Existe nesta altura uma centralizada perceção dos efeitos complexos a nível económico que as medidas de confinamento trouxeram, os quais poderão manter-se durante os próximos trimestres.

A realidade quotidiana de muitas empresas e famílias mudou de um dia para outro, gerando no mundo perdas de postos de trabalho significativas nas principais economias desenvolvidas, trazendo memórias muito antigas relacionadas com degradação social e fome. A ausência dos programas de apoios financeiros e fiscais, adotados em resposta ao lockdown pandémico, teria sem dúvida resultado num cenário bastante mais adverso e socialmente desastroso.

Será, contudo, enganador considerar este tipo de apoios como estímulos tradicionais, uma vez que, na prática, estando as economias encerradas, estes têm servido essencialmente como uma espécie de seguro de compensação para evitar que as famílias e as empresas entrem em colapso económico-financeiro.

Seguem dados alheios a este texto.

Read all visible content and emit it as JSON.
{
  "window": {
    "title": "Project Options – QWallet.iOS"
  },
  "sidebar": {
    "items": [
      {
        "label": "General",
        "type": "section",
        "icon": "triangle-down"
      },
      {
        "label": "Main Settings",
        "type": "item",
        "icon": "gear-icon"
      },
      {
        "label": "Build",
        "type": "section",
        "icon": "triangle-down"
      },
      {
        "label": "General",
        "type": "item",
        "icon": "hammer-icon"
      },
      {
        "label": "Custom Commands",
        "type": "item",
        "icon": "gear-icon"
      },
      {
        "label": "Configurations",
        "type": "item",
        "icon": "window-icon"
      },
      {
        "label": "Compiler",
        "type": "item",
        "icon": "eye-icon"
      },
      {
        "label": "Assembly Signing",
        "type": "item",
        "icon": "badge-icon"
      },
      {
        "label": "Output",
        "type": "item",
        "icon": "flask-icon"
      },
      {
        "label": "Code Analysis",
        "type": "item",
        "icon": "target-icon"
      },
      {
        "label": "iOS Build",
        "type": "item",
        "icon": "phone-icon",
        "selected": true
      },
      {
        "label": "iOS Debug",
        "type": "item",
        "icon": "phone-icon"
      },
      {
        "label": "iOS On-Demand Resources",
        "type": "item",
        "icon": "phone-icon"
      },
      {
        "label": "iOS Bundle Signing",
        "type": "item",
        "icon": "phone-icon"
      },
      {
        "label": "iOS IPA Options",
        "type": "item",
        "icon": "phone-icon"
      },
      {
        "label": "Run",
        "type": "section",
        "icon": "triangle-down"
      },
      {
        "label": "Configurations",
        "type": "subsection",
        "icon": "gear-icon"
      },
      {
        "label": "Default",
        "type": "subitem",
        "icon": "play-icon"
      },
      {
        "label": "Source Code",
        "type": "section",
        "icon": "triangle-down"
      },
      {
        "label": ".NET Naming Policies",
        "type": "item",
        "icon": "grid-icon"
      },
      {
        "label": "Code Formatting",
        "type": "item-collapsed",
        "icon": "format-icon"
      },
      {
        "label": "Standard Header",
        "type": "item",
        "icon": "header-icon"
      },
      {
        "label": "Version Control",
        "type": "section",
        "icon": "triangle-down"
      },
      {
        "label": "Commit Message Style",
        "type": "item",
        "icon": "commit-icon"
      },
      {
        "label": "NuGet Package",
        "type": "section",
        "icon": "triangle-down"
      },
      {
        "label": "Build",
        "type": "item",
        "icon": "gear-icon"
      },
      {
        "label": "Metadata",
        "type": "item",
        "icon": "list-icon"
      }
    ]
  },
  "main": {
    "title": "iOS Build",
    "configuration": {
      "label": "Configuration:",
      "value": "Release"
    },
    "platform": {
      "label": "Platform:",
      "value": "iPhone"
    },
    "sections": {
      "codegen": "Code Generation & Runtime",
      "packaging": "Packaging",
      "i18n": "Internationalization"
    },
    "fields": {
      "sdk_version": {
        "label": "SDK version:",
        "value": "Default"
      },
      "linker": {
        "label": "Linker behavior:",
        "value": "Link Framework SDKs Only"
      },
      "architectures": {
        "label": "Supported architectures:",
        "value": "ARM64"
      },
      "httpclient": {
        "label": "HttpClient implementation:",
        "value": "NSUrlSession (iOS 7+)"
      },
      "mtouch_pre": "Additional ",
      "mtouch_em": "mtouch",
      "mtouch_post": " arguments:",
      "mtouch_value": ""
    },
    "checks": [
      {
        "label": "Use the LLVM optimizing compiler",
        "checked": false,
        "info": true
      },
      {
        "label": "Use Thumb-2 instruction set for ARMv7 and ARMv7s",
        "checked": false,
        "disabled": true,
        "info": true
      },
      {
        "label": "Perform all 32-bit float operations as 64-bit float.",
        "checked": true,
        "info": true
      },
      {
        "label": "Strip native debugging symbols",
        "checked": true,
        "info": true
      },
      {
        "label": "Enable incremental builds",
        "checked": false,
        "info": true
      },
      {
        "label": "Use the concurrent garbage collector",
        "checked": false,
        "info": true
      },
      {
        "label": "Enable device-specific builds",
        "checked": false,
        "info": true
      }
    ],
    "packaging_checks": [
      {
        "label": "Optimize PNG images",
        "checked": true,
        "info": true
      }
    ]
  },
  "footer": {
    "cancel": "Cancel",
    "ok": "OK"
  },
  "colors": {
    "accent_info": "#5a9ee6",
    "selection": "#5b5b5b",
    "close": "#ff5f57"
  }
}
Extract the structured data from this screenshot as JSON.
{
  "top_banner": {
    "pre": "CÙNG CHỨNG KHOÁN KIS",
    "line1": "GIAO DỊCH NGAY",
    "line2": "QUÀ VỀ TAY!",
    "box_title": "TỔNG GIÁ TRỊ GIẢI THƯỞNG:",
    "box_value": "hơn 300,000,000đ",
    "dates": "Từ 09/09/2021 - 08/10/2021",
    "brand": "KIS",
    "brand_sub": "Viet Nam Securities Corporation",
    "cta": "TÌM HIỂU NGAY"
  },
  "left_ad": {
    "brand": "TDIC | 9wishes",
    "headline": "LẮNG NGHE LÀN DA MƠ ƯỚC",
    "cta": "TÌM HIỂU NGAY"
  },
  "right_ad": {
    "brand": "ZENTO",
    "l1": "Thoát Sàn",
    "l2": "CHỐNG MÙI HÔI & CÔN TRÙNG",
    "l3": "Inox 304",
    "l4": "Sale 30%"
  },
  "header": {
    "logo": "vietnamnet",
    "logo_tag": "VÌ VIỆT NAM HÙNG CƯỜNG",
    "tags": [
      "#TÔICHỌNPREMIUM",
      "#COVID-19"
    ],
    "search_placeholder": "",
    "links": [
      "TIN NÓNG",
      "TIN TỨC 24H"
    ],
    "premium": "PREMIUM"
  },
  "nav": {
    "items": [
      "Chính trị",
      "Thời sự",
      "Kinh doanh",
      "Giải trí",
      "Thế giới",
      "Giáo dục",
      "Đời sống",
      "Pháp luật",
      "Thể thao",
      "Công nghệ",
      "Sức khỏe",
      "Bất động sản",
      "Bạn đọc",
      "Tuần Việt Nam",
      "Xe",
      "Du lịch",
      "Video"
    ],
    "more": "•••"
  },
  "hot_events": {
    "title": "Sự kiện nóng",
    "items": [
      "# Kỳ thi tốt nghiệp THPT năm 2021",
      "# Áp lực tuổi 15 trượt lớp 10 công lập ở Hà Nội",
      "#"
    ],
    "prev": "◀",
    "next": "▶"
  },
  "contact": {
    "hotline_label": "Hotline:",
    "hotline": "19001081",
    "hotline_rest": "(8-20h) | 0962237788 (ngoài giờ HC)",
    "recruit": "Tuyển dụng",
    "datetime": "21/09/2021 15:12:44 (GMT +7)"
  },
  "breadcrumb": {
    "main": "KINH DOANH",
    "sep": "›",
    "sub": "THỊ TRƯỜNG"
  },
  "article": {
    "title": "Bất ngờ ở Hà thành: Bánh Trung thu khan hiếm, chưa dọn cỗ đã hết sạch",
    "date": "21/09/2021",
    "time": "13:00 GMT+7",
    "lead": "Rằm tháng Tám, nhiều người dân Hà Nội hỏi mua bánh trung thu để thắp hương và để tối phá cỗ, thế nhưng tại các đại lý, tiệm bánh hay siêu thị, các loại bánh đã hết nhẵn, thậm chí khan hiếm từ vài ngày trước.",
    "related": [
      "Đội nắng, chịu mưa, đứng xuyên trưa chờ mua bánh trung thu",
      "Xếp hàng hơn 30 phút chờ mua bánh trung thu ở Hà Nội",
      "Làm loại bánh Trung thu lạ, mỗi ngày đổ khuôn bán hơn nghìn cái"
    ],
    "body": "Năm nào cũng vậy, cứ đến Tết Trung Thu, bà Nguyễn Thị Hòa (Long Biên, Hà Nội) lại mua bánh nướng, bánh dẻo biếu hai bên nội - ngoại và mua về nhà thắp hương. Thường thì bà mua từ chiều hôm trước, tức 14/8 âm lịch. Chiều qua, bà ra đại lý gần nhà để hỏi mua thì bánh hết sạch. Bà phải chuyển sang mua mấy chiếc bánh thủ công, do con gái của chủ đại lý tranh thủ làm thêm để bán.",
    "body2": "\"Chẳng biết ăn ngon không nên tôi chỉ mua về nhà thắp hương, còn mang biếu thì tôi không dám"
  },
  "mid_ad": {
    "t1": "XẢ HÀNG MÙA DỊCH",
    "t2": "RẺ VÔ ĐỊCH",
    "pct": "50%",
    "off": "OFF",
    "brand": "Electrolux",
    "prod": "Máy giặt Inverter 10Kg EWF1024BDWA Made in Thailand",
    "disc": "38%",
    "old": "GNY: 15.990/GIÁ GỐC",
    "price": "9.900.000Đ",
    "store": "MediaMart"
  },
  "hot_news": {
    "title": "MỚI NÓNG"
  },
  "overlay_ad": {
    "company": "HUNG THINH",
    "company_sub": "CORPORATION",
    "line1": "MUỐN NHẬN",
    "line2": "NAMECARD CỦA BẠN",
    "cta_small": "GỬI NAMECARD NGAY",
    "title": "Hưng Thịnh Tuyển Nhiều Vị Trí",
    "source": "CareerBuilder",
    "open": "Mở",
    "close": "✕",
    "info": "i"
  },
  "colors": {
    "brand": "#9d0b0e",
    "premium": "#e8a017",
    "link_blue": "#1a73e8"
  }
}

No fundo, têm servido para manter a sociedade “ligada à máquina” e assim evitar problemas de disrupção social adicionais. Na Europa, estes apoios chegaram mais tarde que noutras regiões, mas deverão estar implementados a tempo de evitar uma severa degradação do emprego e da atividade.

Contudo, as cicatrizes que estes apoios à economia podem deixar em alguns países, como Portugal – resultado de uma Europa desigual e em diferentes realidades no que diz respeito aos equilíbrios fiscais, e sobretudo no que diz respeito ao nível de endividamento – são de enorme sensibilidade e podem gerar, mais à frente no caminho, um enorme obstáculo geracional que exigirá um pacto dos principais decisores e atores políticos nacionais.

As fragilidades económicas portuguesas são de essência estrutural, e apesar dos apoios significativos que a Europa desenhou terem ultrapassado novas linhas antes consideradas “tabu” (sobretudo pela componente parcial de fundo perdido), será complicado evitar um aumento relevante do montante nominal do endividamento público, agravado em peso pela expectável erosão do PIB estrutural derivado de sectores onde o comportamento dos consumidores pode não voltar, tão cedo, aos níveis anteriores à pandemia – caso do Turismo e das viagens aéreas (que equivalem cerca de 16,5% da economia portuguesa, de acordo com a World Tourism and Travel Council).

Mesmo depois de terminarem os incentivos e apoios, poderá ser difícil inverter esta dinâmica de endividamento logo de imediato, tornando complexa uma situação que é atualmente ainda muito débil para Portugal. Eis porque urge responder rapidamente ao ciclo pós-pandemia com um projeto de reformas estruturais, que permitam a Portugal transformar o tecido económico e empresarial de forma estrutural, que contenha a erosão da atividade proveniente de sectores cíclicos – e que podem, alguns deles, estar em risco estrutural, como é o caso do sector automóvel –, conjugado com um plano meticuloso e disciplinado de controlo das contas públicas e endividamento público nacional.

Na verdade, muitas das medidas estão há muito identificadas pela OCDE e por vários especialistas e economistas desde a intervenção da troika, em 2011. O que tem faltado é a resiliência e determinação para avançar no sentido certo, muitas vezes em favor da agenda política do momento.

A Europa, essa, tem mostrado que estará lá, mas sobretudo quando é difícil para as economias mais relevantes. A Portugal cabe-lhe saber desconfinar da hibernação reformista em que se deixou enlear nos últimos anos, numa ilusória ausência de austeridade, e ser determinado e implacável a preparar-se para os desafios que vão surgir, sobretudo quando se tornarem visíveis os custos associados aos últimos meses.